Betreutes Wohnen ist in der Regel die Unterbringung junger Menschen in einer separaten Wohnung, die vorn Träger der Jugendhilfe zur Verfügung gestellt wird, bei gleichzeitiger Gewährung praktischer Hilfen, erzieherischer Betreuung, Beratung und Sicherung des Lebensunterhalts.
Aufgabe dieser Erziehungshilfeform ist es, "dem jungen Menschen, der eine gewisse Selbständigkeit erreicht hat oder aus unterschiedlichen Gründen in einer Gruppe nicht mehr gefördert werden kann, ein Angebot zur Verselbständigung machen zu können" (Empfehlungen der BAGLJÄ, in: Mitteilungsblatt des Bayer. Landesjugendamtes 1986, S.20).
Die Wohnung soll vom Träger angemietet sein.
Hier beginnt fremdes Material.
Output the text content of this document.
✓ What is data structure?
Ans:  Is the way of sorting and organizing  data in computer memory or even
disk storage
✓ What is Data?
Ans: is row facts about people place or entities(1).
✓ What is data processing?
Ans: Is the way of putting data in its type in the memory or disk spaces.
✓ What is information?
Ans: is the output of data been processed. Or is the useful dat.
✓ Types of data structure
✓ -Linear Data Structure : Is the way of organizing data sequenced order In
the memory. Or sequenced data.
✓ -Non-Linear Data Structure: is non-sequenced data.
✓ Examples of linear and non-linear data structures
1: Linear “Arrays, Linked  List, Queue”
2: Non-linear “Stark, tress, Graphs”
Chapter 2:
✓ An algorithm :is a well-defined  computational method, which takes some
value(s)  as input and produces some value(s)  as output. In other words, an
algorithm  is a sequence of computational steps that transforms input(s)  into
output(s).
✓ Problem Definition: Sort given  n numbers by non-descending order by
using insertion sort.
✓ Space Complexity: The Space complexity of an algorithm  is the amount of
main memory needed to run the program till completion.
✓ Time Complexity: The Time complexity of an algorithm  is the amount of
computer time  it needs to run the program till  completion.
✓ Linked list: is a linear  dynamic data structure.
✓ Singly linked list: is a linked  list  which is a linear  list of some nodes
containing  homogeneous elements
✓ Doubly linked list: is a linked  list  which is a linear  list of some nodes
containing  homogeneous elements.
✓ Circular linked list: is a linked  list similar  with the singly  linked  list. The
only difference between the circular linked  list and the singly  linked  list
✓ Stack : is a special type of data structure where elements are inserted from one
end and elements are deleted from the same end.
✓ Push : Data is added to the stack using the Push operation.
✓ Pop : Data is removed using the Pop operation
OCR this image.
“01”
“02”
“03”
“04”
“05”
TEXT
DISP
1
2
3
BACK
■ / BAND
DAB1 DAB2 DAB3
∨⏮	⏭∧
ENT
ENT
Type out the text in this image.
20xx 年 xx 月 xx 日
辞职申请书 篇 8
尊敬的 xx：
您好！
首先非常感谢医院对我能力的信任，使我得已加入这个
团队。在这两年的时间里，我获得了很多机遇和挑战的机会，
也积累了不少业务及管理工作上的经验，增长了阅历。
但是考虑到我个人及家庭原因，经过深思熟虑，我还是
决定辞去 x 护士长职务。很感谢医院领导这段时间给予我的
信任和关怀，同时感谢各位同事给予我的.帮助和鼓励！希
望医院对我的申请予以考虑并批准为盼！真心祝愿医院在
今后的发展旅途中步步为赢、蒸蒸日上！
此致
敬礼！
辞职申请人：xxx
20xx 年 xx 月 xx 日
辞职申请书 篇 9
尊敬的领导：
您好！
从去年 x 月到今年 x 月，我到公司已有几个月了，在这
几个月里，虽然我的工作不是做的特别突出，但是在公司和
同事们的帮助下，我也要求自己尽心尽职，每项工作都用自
Nach Abschluss der Maßnahme soll der junge Volljährige die Möglichkeit haben, in der Wohnung zu verbleiben und selbst in den Mietvertrag einzutreten.
Der Träger gewährleistet, dass die Betreuung für den jungen Menschen "rund um die Uhr" sichergestellt ist.

3. Rechtsgrundlage

Rechtliche Grundlagen für das Betreute Wohnen sind:
§ 34 SGB VIII Sonstige Betreute Wohnform in Verbindung mit § 27, § 41 SGB VIII Hilfen für Junge Volljährige, Nachbetreuung.
Bei Hilfen für junge Volljährige sollen die Begriffe der Ausbildung und Beschäftigung weit ausgelegt werden. Sie können sich an § 40 des Arbeitsförderungsgesetzes orientieren. Sie beschränken sich nicht auf die Berufsausbildung, die Teilnahme an einem Grundausbildungs- oder Förderlehrgang; andere berufsvorbereitende Maßnahmen (z. B. Arbeitserprobung) sind eingeschlossen.
Diese Empfehlungen gelten nicht für die Jugendsozialarbeit (§ 13 SGB VIII) und die Unterbringung in Vater-/Mutter-Kind-Einrichtungen (§ 19 SGB VIII). Sie genügen nicht den Anforderungen der "Intensiven Einzelbetreuung" nach § 35 SGB VIII.
Kommt Jugendhilfe oder Hilfe für junge Volljährige nicht oder nicht mehr in Betracht, können die Voraussetzungen der Hilfe zur Überwindung besonderer sozialer Schwierigkeiten nach § 72 BSHG gegeben sein. Auf die Beratungspflicht des Jugendamtes nach § 36 SGB VIII und der Sozialhilfeverwaltung wird hingewiesen.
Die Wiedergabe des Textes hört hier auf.